TEMPO.CO, Jakarta - Ketua Umum Perhimpunan Hotel dan Restoran Indonesia (PHRI) Hariyadi Sukamdani mengkritisi kebijakan pemerintah melalui Badan Penyelenggara Jaminan Produk Halal (BPJPH) untuk menetapkan sanksi bagi para pelaku usaha yang tidak memenuhi sertifikasi halal per 18 Oktober 2024.
“Pemerintah sebaiknya tidak menerapkan sanksi dengan banyaknya permasalahan dalam mendapatkan sertifikasi halal,” tutur Hariyadi kepada Tempo melalui aplikasi perpesanan pada Senin, 29 Oktober 2024. Ia menyatakan industri hotel dan restoran tidak siap dalam menjalankan kewajiban sertifikasi halal pada tanggal 17 Oktober 2024
Menurutnya, pemerintah perlu memperhatikan kemampuan pelaku usaha terkait biaya sertifikasi yang terbilang mahal. “Bagaimanapun sertifikasi berbiaya mahal seharusnya tidak dapat dipaksakan untuk dijalankan oleh dunia usaha mengingat kondisi usaha tidak semua mampu,” tuturnya.
Dilansir dari laman kemenag.go.id, tertulis komponen biaya permohonan sertifikat halal untuk barang dan jasa yang dikategorikan menurut jenis usahanya. Untuk usaha mikro dan kecil harus mengeluarkan biaya sebesar Rp 300 ribu, sebesar Rp 5 juta untuk usaha jenis usaha menengah, dan Rp12,5 juta untuk usaha besar dan/atau berasal dari luar negeri.

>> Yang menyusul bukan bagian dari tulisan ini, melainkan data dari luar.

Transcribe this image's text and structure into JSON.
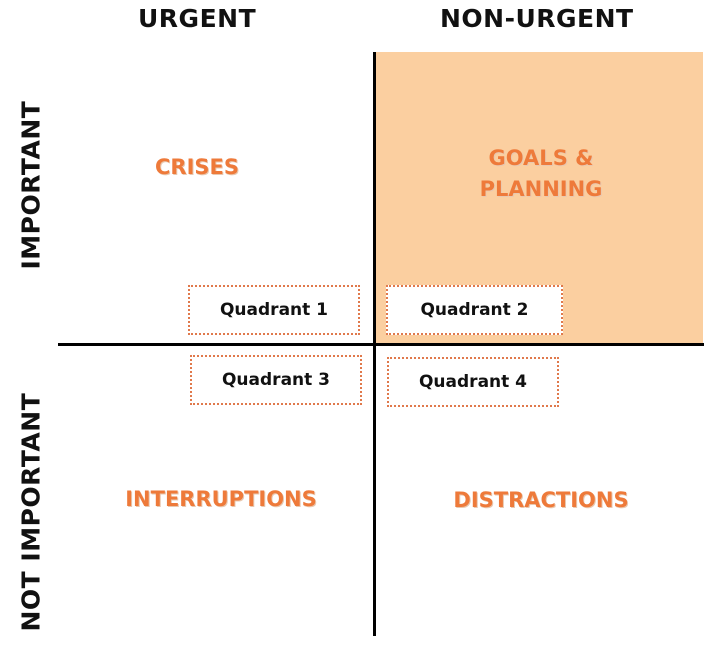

Sedangkan, biaya untuk permohonan perpanjangannya dibedakan. Untuk usaha mikro dan kecil harus mengeluarkan biaya sebesar Rp200 ribu, sebesar Rp2,4 juta untuk usaha jenis usaha menengah, dan Rp 5 juta untuk usaha besar dan/atau berasal dari luar negeri.
Selain itu, kriteria usaha untuk mendapatkan sertifikasi halal, kata dia, juga cukup rumit untuk dipenuhi. “Sehingga harus banyak penyesuaian yang tidak mudah dilakukan,” kata dia.
Ia memberikan contoh penjualan minuman alkohol yang juga masih dilakukan hotel. Selain itu, ada pula restoran yang menggunakan bahan baku dari luar negeri melalui jalur impor.